Un’eventuale condanna penale non è uno sbarramento assoluto per l’autorizzazione a detenere armi. Orientamenti giurisprudenziali sulla questione della riabilitazione.
Armi, condanna e rigetto domanda di rinnovo del porto di fucile uso caccia
Armi, il Tar Calabria imposta la questione della riabilitazione
Armi, il pensiero del Tar Calabria
Armi, l'importanza della pronuncia del TAR
Armi, condanna e rigetto domanda di rinnovo del porto di fucile uso caccia
Spesso una condanna per un reato, soprattutto quando si tratti di delitti, può comportare la preclusione di svolgere determinate attività e/o ottenere determinate licenze/ autorizzazioni.
E' così anche in materia di armi, dove una condanna penale ai sensi dell'art. 43 co 1 T.U.L.P.S. preclude per i condannati la possibilità di ottenere la licenza di porto d'armi.
Bisogna chiedersi, in ogni caso, quale meccanismo giuridico scatta quando interviene la riabilitazione del condannato.
Ebbene, su questo punto le sentenze prospettano una tesi più restrittiva ed un’altra più permissiva (quest’ultima anche detta costituzionalmente orientata), relativamente all'interpretazione letterale da dare all'art. 43 T.U.L.P.S.
Armi, il Tar Calabria imposta la questione della riabilitazione
Con la sentenza n. 390 del 2020 del Tribunale amministrativo per la Calabria pubblicata il 03.06.2020, sezione distaccata di Reggio Calabria (appellata), i giudici amministrativi sono tornati sulla questione del rigetto della domanda di rinnovo del porto di fucile in relazione all’argomento sopra tracciato.
Nel caso esaminato il ricorrente, soggetto che nel lontano 2009 era stato imputato in un processo penale, presentava domanda al Questore di Reggio Calabria per il rinnovo del permesso di porto di fucile per caccia che aveva ottenuto nel xxxx e che era scaduto nel xxxxxs.
Il Questore, nel provvedimento di rigetto della domanda, motivava lo stesso con la supposta mancanza dei requisiti di affidabilità e specchiata condotta del richiedente.
In sostanza, si legge nel provvedimento di rigetto della domanda di rinnovo, pur essendo sopravvenuta la riabilitazione essa non cancellerebbe il disvalore del fatto reato posto alla base della condanna.
Da tanto il Questore desumeva una sostanziale pericolosità sociale del richiedente, una minaccia per la pubblica sicurezza.
Armi, il pensiero del Tar Calabria
I giudici amministrativi sostenevano che, pur non essendo configurabile un diritto soggettivo alla detenzione di armi, non si può ritenere sussistente una discrezionalità amministrativa anche quando è intervenuta la riabilitazione del condannato.

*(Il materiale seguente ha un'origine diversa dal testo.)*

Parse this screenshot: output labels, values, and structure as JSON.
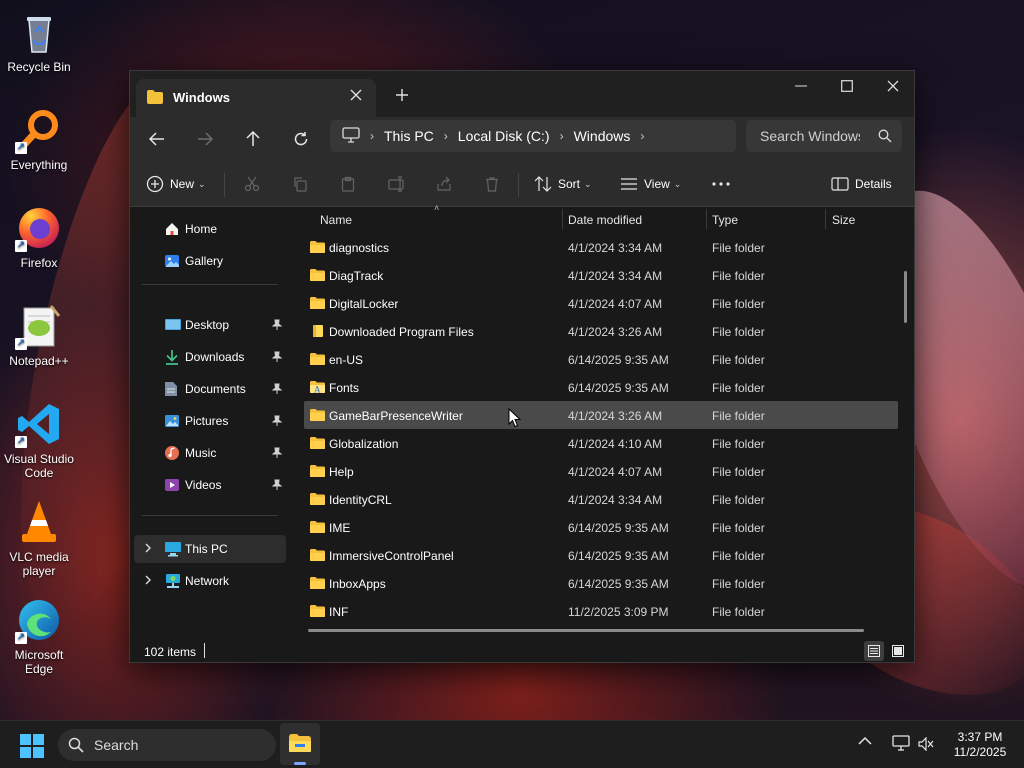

In sostanza il TAR Calabria fa proprio l'orientamento del Consiglio di Stato che ha previsto un’interpretazione costituzionalmente orientata del divieto di cui al 1 comma dell'art. 43 T.U.L.P.S., norma che postula che il divieto di cui al precedente articolo venga meno in caso di sopravvenuta riabilitazione.
Dunque il TAR Calabria accoglieva il ricorso dichiarando come illegittima la valutazione “statica”, ovvero determinata solo dalla presenza del precedente per cui era intervenuta la riabilitazione, cristallizzata nel provvedimento di rigetto emesso dal Questore di Reggio Calabria.
Il collegio, quindi, sanzionava l’amministrazione competente in quanto non aveva provveduto a riesaminare se il ricorrente possedesse o meno i requisiti necessari per il rilascio dell’autorizzazione a detenere armi e, in caso negativo, di motivarne più accuratamente le ragioni.
Armi, l'importanza della pronuncia del TAR
Ormai la giurisprudenza più recente è tendenzialmente univoca nell'interpretazione costituzionalmente orientata del 1 comma dell'art. 43 T.U.L.P.S.
Il dato fondamentale per giustificare il rigetto di una domanda di rinnovo o rilascio del porto d'armi non può essere il dato storico dell'esistenza di una condanna in capo al richiedente.
Quello che andrà verificato, di volta in volta e al momento della presentazione della domanda è se il richiedente possa o meno costituire un pericolo per la pubblica incolumità.